Als zuurstofplanten eenmaal de wateroppervlakte bereikt hebben, wordt hun groei minder. Om die reden moeten zuurstofplanten enkele keren per jaar teruggesnoeid worden tot circa 1/3 deel van hun lengte. Hierdoor blijven er nieuwe, jonge scheuten aan de plant komen, die naar de oppervlakte kunnen groeien.
Geschikte momenten voor het snoeien zijn het najaar en het vroege voorjaar (waarbij de scheuten van het voorgaand jaar gesnoeid worden). Tijdens het groeiseizoen mogen regelmatig enkele planten teruggesnoeid worden, maar het is beter om de vijver in deze periode niet te radicaal onder handen te nemen.

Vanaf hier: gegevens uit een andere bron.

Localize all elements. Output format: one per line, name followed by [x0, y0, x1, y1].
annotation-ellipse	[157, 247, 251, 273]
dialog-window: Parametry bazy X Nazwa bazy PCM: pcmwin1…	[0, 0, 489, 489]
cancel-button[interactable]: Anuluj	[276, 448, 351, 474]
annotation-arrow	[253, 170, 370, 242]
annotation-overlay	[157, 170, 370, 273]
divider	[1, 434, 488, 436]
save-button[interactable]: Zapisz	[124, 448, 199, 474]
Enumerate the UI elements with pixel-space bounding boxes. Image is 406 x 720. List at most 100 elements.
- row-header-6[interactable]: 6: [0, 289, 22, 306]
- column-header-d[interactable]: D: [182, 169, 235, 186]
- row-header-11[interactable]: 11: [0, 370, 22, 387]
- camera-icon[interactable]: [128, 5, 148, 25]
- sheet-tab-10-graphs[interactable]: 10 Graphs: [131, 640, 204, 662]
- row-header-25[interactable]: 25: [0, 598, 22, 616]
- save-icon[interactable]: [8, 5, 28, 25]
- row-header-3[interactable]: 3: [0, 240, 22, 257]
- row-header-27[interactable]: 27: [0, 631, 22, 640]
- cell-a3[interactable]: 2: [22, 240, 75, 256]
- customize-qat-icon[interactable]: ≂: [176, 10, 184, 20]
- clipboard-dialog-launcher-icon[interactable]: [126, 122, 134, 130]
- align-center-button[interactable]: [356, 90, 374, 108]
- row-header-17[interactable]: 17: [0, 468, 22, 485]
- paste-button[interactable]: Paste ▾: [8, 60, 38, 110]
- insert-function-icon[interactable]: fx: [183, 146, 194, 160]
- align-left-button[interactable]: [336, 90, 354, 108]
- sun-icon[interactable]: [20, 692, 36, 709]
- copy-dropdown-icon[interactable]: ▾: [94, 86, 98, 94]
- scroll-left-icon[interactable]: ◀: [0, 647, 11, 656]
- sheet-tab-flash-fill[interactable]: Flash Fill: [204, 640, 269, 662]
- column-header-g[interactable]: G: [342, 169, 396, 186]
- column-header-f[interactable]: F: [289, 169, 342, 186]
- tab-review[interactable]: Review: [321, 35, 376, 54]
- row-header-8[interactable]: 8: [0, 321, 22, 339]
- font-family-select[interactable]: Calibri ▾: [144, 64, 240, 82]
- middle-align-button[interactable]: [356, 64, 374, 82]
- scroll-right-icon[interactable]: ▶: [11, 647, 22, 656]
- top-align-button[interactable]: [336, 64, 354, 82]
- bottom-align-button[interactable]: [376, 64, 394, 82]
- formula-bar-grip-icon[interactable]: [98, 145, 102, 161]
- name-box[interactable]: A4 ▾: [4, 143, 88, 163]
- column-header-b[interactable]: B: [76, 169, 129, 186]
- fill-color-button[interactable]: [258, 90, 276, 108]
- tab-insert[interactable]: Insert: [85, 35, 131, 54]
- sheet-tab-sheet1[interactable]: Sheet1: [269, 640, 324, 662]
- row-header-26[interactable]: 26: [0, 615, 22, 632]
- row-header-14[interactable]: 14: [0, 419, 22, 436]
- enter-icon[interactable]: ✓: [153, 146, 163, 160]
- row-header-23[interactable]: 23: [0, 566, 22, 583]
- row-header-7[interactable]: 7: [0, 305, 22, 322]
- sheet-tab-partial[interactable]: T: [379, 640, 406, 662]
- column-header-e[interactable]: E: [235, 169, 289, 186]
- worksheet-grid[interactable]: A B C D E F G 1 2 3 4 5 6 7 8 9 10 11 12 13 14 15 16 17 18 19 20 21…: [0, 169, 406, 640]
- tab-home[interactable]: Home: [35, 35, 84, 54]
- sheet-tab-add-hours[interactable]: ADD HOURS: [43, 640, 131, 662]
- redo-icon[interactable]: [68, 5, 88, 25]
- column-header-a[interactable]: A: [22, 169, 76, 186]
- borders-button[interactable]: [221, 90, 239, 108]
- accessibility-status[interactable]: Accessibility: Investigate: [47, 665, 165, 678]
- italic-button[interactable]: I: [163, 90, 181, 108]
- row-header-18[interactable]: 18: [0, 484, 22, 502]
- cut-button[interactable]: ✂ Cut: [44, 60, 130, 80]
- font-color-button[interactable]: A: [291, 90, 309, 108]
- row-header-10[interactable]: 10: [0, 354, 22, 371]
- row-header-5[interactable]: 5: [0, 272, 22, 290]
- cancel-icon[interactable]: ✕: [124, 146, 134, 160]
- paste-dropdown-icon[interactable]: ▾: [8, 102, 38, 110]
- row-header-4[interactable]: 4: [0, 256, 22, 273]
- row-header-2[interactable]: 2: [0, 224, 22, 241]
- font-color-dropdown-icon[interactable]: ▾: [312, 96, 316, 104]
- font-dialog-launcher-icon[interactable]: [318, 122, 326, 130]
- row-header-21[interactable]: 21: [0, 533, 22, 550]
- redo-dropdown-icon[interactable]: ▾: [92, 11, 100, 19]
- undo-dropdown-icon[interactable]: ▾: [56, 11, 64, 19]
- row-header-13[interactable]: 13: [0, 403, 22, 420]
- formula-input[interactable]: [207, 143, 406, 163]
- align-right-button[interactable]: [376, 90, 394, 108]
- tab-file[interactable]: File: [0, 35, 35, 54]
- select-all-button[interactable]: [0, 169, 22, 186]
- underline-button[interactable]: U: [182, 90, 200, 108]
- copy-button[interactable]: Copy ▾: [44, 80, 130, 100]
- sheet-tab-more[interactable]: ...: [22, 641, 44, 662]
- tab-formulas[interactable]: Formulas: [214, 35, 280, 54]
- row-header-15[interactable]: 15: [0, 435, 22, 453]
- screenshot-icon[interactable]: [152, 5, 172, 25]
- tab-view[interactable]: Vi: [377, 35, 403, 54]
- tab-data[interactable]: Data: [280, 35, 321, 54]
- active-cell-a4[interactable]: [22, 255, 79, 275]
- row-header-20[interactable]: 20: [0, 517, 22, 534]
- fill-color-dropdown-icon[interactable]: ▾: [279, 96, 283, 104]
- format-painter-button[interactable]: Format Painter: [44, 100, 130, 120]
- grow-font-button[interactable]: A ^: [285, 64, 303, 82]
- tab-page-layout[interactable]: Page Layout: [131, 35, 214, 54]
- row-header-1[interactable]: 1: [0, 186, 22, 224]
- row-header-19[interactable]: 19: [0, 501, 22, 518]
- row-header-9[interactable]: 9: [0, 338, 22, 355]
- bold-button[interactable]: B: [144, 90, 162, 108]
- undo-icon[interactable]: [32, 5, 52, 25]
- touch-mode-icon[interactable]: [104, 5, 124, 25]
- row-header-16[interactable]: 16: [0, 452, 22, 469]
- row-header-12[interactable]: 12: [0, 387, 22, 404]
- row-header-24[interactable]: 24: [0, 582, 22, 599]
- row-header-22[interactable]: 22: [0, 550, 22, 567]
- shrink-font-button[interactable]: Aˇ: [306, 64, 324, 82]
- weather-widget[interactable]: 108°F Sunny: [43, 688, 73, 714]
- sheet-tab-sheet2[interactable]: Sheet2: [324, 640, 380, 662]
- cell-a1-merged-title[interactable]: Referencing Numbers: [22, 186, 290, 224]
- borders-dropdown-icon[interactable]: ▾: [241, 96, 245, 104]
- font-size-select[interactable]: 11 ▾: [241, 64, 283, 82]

Voor wat betreft de waterlelies omvat het snoeien vooral het wegknippen van dode bladeren en uitgebloeide knoppen. In het najaar kan de plant kaalgeknipt worden; alleen de wortelstok overleeft de winter.
Oever- en moerasplanten kunnen in het najaar ook teruggesnoeid worden. Het loof van deze planten sterft, op enkele uitzonderingen na, volledig af in de winterperiode.
|
|
Goed vijveronderhoud zorgt voor een mooie, gezonde vijver met helder water.
Het poten van waterplanten, bemesten van het vijverwater, bestrijden van draadalgen en het snoeien van de vijverplanten zijn werkzaamheden die jaarlijks terugkeren.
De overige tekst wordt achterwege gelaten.